Sanırım bu Afrika kabilesinin kahve toplarını, Zeytin Yağı sevgisi arayışı için Pluto ile savaşacak kadar güçlü ve güçlü olmak için tüketmek için kullanılan Popeye ıspanak kutuları ile karşılaştırılabilir!
Kahve Afrika’da bir içecek olarak ortaya çıktığında, bildiğimiz formda değil, soğuk suyla karıştırılmış olgun kirazların fermente edilmiş suyundan yapılmış bir şarap olarak ortaya çıktı.
Daha sonra MS 1000 civarında Araplar kahve kaynatmayı öğrendi. Bu, kahvenin sıcak bir içecek haline geldiği zamandır.
Kahvelerin ilk keşfinden yeni içeceğin etrafı gizemle çevriliydi ve büyülü özelliklere sahip olduğu düşünüldü. İlk kahve içenler, coşkudan dinsel coşkuya kadar değişen duygu deneyimlerini anlattılar.
Kahvenin nasıl büyük fiziksel ve zihinsel sağlık duyguları yaratabileceğine dair efsaneler, Arap dünyasına yayılan efsanevi bir statü yarattı. İlk başta sadece bir doktorun veya sevgili bir rahibin tavsiyesi üzerine tüketildi. İçecek olarak kahve hızla popüler hale geldi. Doktorlar kahveyi faydalı olarak kabul edip gönüllü hastalarına reçete ettiler.
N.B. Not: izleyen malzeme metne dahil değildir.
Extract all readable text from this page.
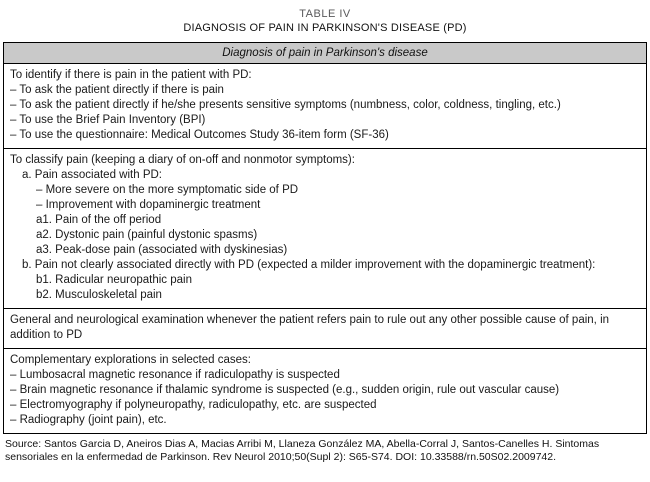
TABLE IV
DIAGNOSIS OF PAIN IN PARKINSON'S DISEASE (PD)
Diagnosis of pain in Parkinson's disease
To identify if there is pain in the patient with PD:
– To ask the patient directly if there is pain
– To ask the patient directly if he/she presents sensitive symptoms (numbness, color, coldness, tingling, etc.)
– To use the Brief Pain Inventory (BPI)
– To use the questionnaire: Medical Outcomes Study 36-item form (SF-36)
To classify pain (keeping a diary of on-off and nonmotor symptoms):
a. Pain associated with PD:
– More severe on the more symptomatic side of PD
– Improvement with dopaminergic treatment
a1. Pain of the off period
a2. Dystonic pain (painful dystonic spasms)
a3. Peak-dose pain (associated with dyskinesias)
b. Pain not clearly associated directly with PD (expected a milder improvement with the dopaminergic treatment):
b1. Radicular neuropathic pain
b2. Musculoskeletal pain
General and neurological examination whenever the patient refers pain to rule out any other possible cause of pain, in addition to PD
Complementary explorations in selected cases:
– Lumbosacral magnetic resonance if radiculopathy is suspected
– Brain magnetic resonance if thalamic syndrome is suspected (e.g., sudden origin, rule out vascular cause)
– Electromyography if polyneuropathy, radiculopathy, etc. are suspected
– Radiography (joint pain), etc.
Source: Santos Garcia D, Aneiros Dias A, Macias Arribi M, Llaneza González MA, Abella-Corral J, Santos-Canelles H. Sintomas sensoriales en la enfermedad de Parkinson. Rev Neurol 2010;50(Supl 2): S65-S74. DOI: 10.33588/rn.50S02.2009742.
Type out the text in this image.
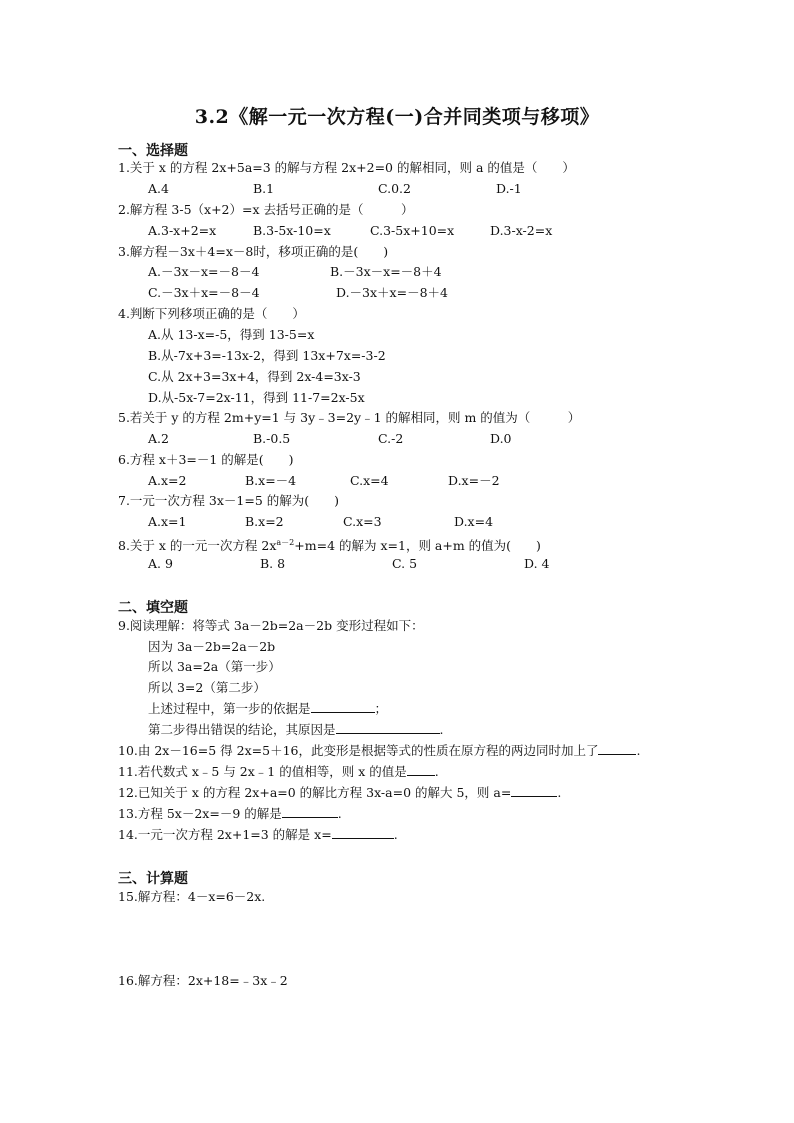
3.2《解一元一次方程(一)合并同类项与移项》
一、选择题
1.关于 x 的方程 2x+5a=3 的解与方程 2x+2=0 的解相同，则 a 的值是（　　）
A.4	B.1	C.0.2	D.-1
2.解方程 3-5（x+2）=x 去括号正确的是（　　　）
A.3-x+2=x	B.3-5x-10=x	C.3-5x+10=x	D.3-x-2=x
3.解方程－3x＋4=x－8时，移项正确的是(　　)
A.－3x－x=－8－4	B.－3x－x=－8＋4
C.－3x＋x=－8－4	D.－3x＋x=－8＋4
4.判断下列移项正确的是（　　）
A.从 13-x=-5，得到 13-5=x
B.从-7x+3=-13x-2，得到 13x+7x=-3-2
C.从 2x+3=3x+4，得到 2x-4=3x-3
D.从-5x-7=2x-11，得到 11-7=2x-5x
5.若关于 y 的方程 2m+y=1 与 3y﹣3=2y﹣1 的解相同，则 m 的值为（　　　）
A.2	B.-0.5	C.-2	D.0
6.方程 x＋3=－1 的解是(　　)
A.x=2	B.x=－4	C.x=4	D.x=－2
7.一元一次方程 3x－1=5 的解为(　　)
A.x=1	B.x=2	C.x=3	D.x=4
8.关于 x 的一元一次方程 $2x^{a-2}+m=4$ 的解为 x=1，则 a+m 的值为(　　)
A. 9	B. 8	C. 5	D. 4
二、填空题
9.阅读理解：将等式 3a－2b=2a－2b 变形过程如下：
因为 3a－2b=2a－2b
所以 3a=2a（第一步）
所以 3=2（第二步）
上述过程中，第一步的依据是	；
第二步得出错误的结论，其原因是	.
10.由 2x－16=5 得 2x=5＋16，此变形是根据等式的性质在原方程的两边同时加上了	.
11.若代数式 x﹣5 与 2x﹣1 的值相等，则 x 的值是 .
12.已知关于 x 的方程 2x+a=0 的解比方程 3x-a=0 的解大 5，则 a=	.
13.方程 5x－2x=－9 的解是	.
14.一元一次方程 2x+1=3 的解是 x=	.
三、计算题
15.解方程：4－x=6－2x.
16.解方程：2x+18=﹣3x﹣2
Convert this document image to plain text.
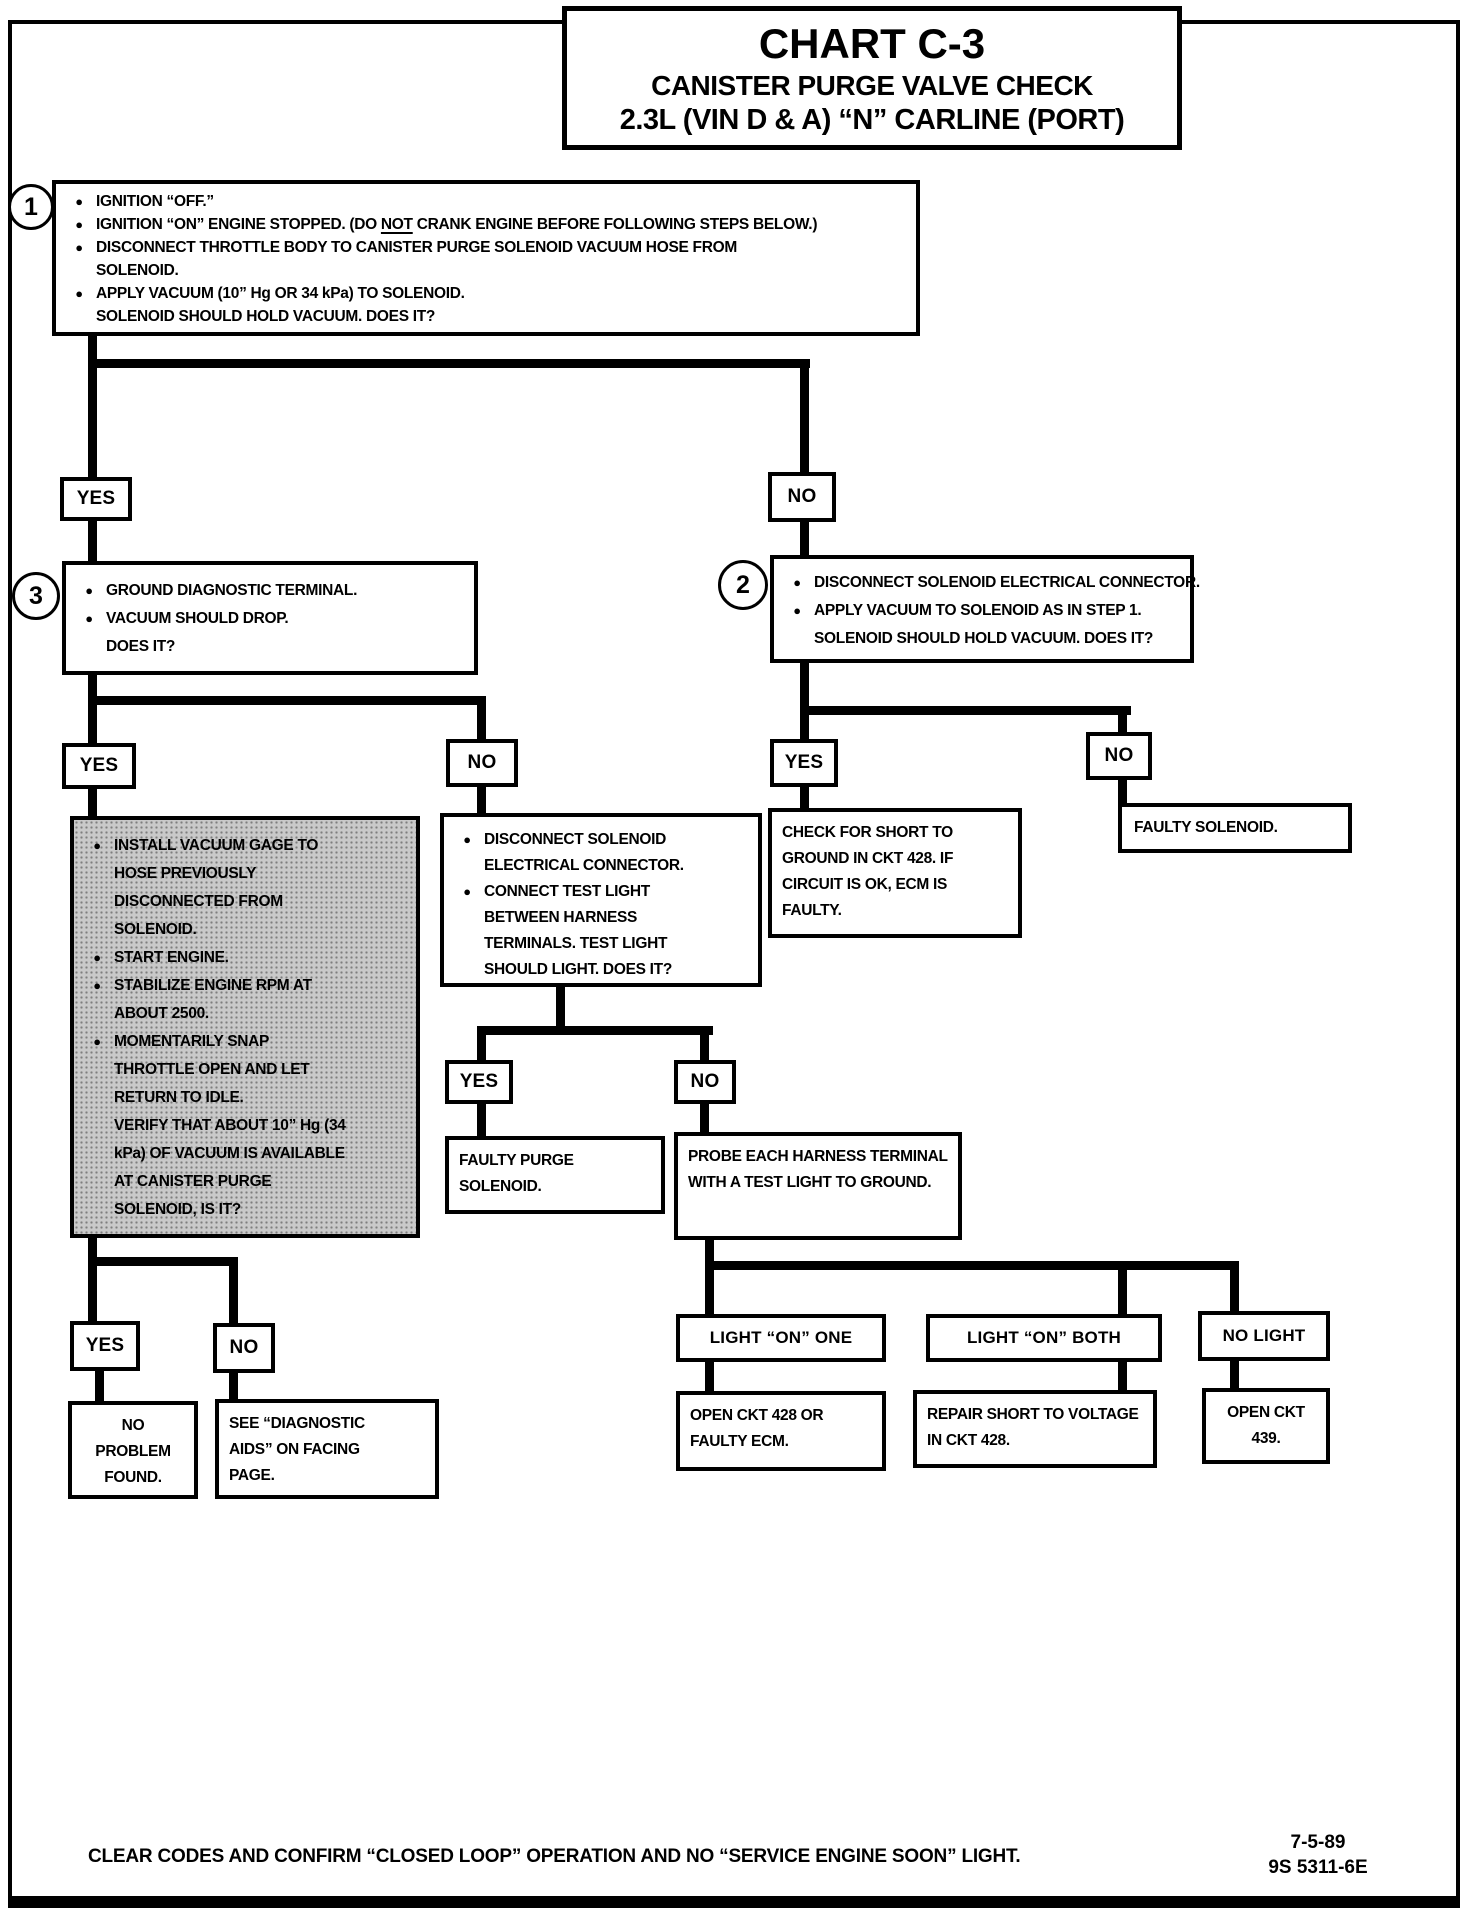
CHART C-3
CANISTER PURGE VALVE CHECK
2.3L (VIN D & A) “N” CARLINE (PORT)
1	● IGNITION “OFF.”
● IGNITION “ON” ENGINE STOPPED. (DO NOT CRANK ENGINE BEFORE FOLLOWING STEPS BELOW.)
● DISCONNECT THROTTLE BODY TO CANISTER PURGE SOLENOID VACUUM HOSE FROM
SOLENOID.
● APPLY VACUUM (10” Hg OR 34 kPa) TO SOLENOID.
SOLENOID SHOULD HOLD VACUUM. DOES IT?
YES	NO
3	● GROUND DIAGNOSTIC TERMINAL.
● VACUUM SHOULD DROP.
DOES IT?
2	● DISCONNECT SOLENOID ELECTRICAL CONNECTOR.
● APPLY VACUUM TO SOLENOID AS IN STEP 1.
SOLENOID SHOULD HOLD VACUUM. DOES IT?
YES	NO	YES	NO
● INSTALL VACUUM GAGE TO HOSE PREVIOUSLY DISCONNECTED FROM SOLENOID.
● START ENGINE.
● STABILIZE ENGINE RPM AT ABOUT 2500.
● MOMENTARILY SNAP THROTTLE OPEN AND LET RETURN TO IDLE.
VERIFY THAT ABOUT 10” Hg (34 kPa) OF VACUUM IS AVAILABLE AT CANISTER PURGE SOLENOID, IS IT?
● DISCONNECT SOLENOID ELECTRICAL CONNECTOR.
● CONNECT TEST LIGHT BETWEEN HARNESS TERMINALS. TEST LIGHT SHOULD LIGHT. DOES IT?
CHECK FOR SHORT TO GROUND IN CKT 428. IF CIRCUIT IS OK, ECM IS FAULTY.
FAULTY SOLENOID.
YES	NO
FAULTY PURGE SOLENOID.
PROBE EACH HARNESS TERMINAL WITH A TEST LIGHT TO GROUND.
YES	NO
NO PROBLEM FOUND.
SEE “DIAGNOSTIC AIDS” ON FACING PAGE.
LIGHT “ON” ONE	LIGHT “ON” BOTH	NO LIGHT
OPEN CKT 428 OR FAULTY ECM.
REPAIR SHORT TO VOLTAGE IN CKT 428.
OPEN CKT 439.
CLEAR CODES AND CONFIRM “CLOSED LOOP” OPERATION AND NO “SERVICE ENGINE SOON” LIGHT.
7-5-89
9S 5311-6E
Dervişler, Aden, Yemen, Kahire ve Mekke’de gece boyu süren dini ayinlerde kahve ikram etti. Yeni gün gelene kadar kocaman kahve kavanozlarını dolaştırdılar ve dua ettiler. Avukatlar, sanatçılar ve gece çalışanlar, kahvenin uzun saatler uyanık kalmanın faydalarını keşfettiler. Yakında doktorlar artık kahve reçete etmek zorunda kalmadı. Kahve, medeni Doğu dünyasının kalıcı bir elyafı haline geliyordu.
Kahveye olan talep artmaya devam ederken, Araplar etkili bir yetiştirme yöntemi geliştirdiler. Fidanlıklarda kahve bitkilerini tohumdan başlattılar ve genç bitkileri yakındaki dağların eteklerindeki tarlalara aktardılar. Bitkileri, dağlardaki akarsulardan genç kahve ağacı bitkilerine dağıtan bir çakıl kaplı hendek sistemi kullanarak suladılar. Gölge kavakları onları güneşten koruyordu. Kahvenin popülaritesi arttıkça hazırlama yöntemleri daha karmaşık hale geldi.
İnsanlar, kahve çekirdeğinin kurutulmuş kabuklarından bir kaynatma olarak kahve hazırlamaya başladılar. Sonra biri, gövdeleri kömür ateşinde kızartma fikrini aldı. Hazırlamadaki diğer gelişmeler, önce taş tepsilerde, ardından metal plakalarda kavrulmuş bütün çekirdekleri içeriyordu. Daha sonra, kavrulmuş çekirdekler bir havan ve tokmak ile toz haline getirildi ve toz, kaynar su ile birleştirildi. 300 yılı aşkın bir süredir, öğütülmüş ve her şeyi içeren bu kaynatma, kahve hazırlamanın ana yöntemi olarak tüketildi.
Bu makale kaynak kutusu ile ÜCRETSİZ olarak yayınlanmaktadır.